Jane Howze: I think that a lot of people use third parties to do their content, but I can tell if they are, or if they aren’t. I don’t think − I mean it doesn’t matter if you can find someone to do it for you who gets your voice and who understands who you are. But the reason somebody like Taylor Swift has been so phenomenally effective − and I’m getting out of CEO land…
Scott Harper: … She’s CEO of Taylor Swift right? …
Jane Howze: Wel lyes, she’s CEO of Taylor Swift; it’s a business of $300,000,000 − She does her own Facebook. She does her own Twitter, she does her own Instagram, and she knows her brand, she knows who she is. She doesn’t have people doing it for her, like say, other groups that do that where it comes across kind of canned. It may not affect you long term, but I think it’s a great way to personally connect with people you want to do business with and want your customers [when you can do it yourself].
Scott Harper: Authenticity. You’re saying authenticity really is important if you’re going to be on social media. People are there because they want to get a feeling for who you are, not what somebody thinks you should be saying.
Jane Howze: Exactly.
Scott Harper: Okay, one other thing that also I think may make some people a little nervous about social media, is that it’s easy to mess up. [For example,] there was the CEO of Whole Foods who got into trouble by posting under a different name − stuff about a competitor − or somebody who gets angry and puts something on Twitter. Do you have recommendations for how people can be authentic, but still be safe?
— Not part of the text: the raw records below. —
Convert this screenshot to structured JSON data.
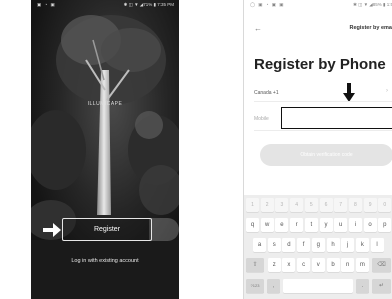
{
  "phone1": {
    "status_left": "▣ ◔ ▣",
    "status_right": "✱ ◫ ▼ ◢71% ▮ 7:35 PM",
    "brand": "ILLUMICAPE",
    "register_label": "Register",
    "login_label": "Log in with existing account",
    "arrow_color": "#ffffff"
  },
  "phone2": {
    "status_left": "◯ ▣ ◔ ▣ ▣",
    "status_right": "✱ ◫ ▼ ◢85% ▮ 1:5",
    "back_icon": "←",
    "email_link": "Register by ema",
    "title": "Register by Phone",
    "country": "Canada +1",
    "country_chevron": "›",
    "mobile_label": "Mobile",
    "mobile_value": "",
    "obtain_label": "Obtain verification code",
    "arrow_color": "#111111"
  },
  "keyboard": {
    "numbers": [
      "1",
      "2",
      "3",
      "4",
      "5",
      "6",
      "7",
      "8",
      "9",
      "0"
    ],
    "row1": [
      "q",
      "w",
      "e",
      "r",
      "t",
      "y",
      "u",
      "i",
      "o",
      "p"
    ],
    "row2": [
      "a",
      "s",
      "d",
      "f",
      "g",
      "h",
      "j",
      "k",
      "l"
    ],
    "row3": [
      "z",
      "x",
      "c",
      "v",
      "b",
      "n",
      "m"
    ],
    "shift": "⇧",
    "backspace": "⌫",
    "sym": "?123",
    "comma": ",",
    "space": "",
    "period": ".",
    "enter": "↵"
  }
}
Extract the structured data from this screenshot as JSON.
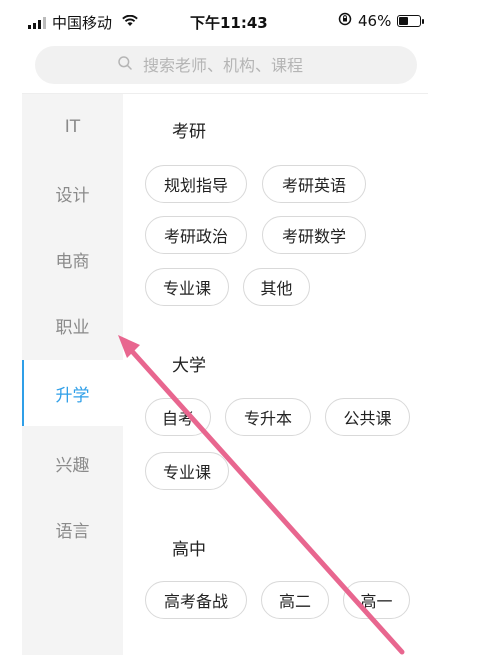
{
  "status_bar": {
    "carrier": "中国移动",
    "time": "下午11:43",
    "battery": "46%",
    "battery_level": 0.46
  },
  "search": {
    "placeholder": "搜索老师、机构、课程"
  },
  "sidebar": {
    "items": [
      {
        "label": "IT",
        "active": false
      },
      {
        "label": "设计",
        "active": false
      },
      {
        "label": "电商",
        "active": false
      },
      {
        "label": "职业",
        "active": false
      },
      {
        "label": "升学",
        "active": true
      },
      {
        "label": "兴趣",
        "active": false
      },
      {
        "label": "语言",
        "active": false
      }
    ]
  },
  "sections": [
    {
      "title": "考研",
      "chips": [
        "规划指导",
        "考研英语",
        "考研政治",
        "考研数学",
        "专业课",
        "其他"
      ]
    },
    {
      "title": "大学",
      "chips": [
        "自考",
        "专升本",
        "公共课",
        "专业课"
      ]
    },
    {
      "title": "高中",
      "chips": [
        "高考备战",
        "高二",
        "高一"
      ]
    }
  ],
  "colors": {
    "accent": "#2f9fe8",
    "annotation_arrow": "#e8668f"
  }
}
Jane Howze: I think that what I would say to people getting on social media, I would say take baby steps, and start seeing what you can do and what you can’t do. It’s not like you have to suddenly appear tweeting 10 times a day and getting into a lot of social media at once. As social media is growing, I think you grow with it. I think there’s a curiosity you have to have and about testing things out yourself, and no −you don’t want to do something like the Whole Foods CEO, or there’s a lot of tales where people get into public discussions on Twitter and they forget that they’re public and that anybody in the world can see it. You want to go slow and be careful, and you want to talk to other people who have been before you and learn from their mistakes, and learn from what they’ve done well.
Pam Harper: Okay − it’s clear that what we’re talking about is certainly a much larger topic, there’s more to this, which is why we’re so glad that you’ve agreed to come back and do part 2 with us in the coming weeks. Is there anything else that you want to say before we end?
Jane Howze: Be open to social media, and don’t knock it until you try it.
Scott Harper: Sounds good. Well Jane, thank you very much for joining us on Growth Igniters Radio with Pam Harper and Scott Harper. For you out there − check out resources related to today’s conversation, share on social media, find out about upcoming episodes, or open a conversation with us by going to www.growthignitersradio.com, and selecting episode 35.
Pam Harper: Until next time, this is Pam Harper …
Scott Harper: … And Scott Harper…
Pam Harper: Wishing you continued success, and leaving you with this question to think about:
Scott Harper: … How can you increase your social media footprint to energize your career?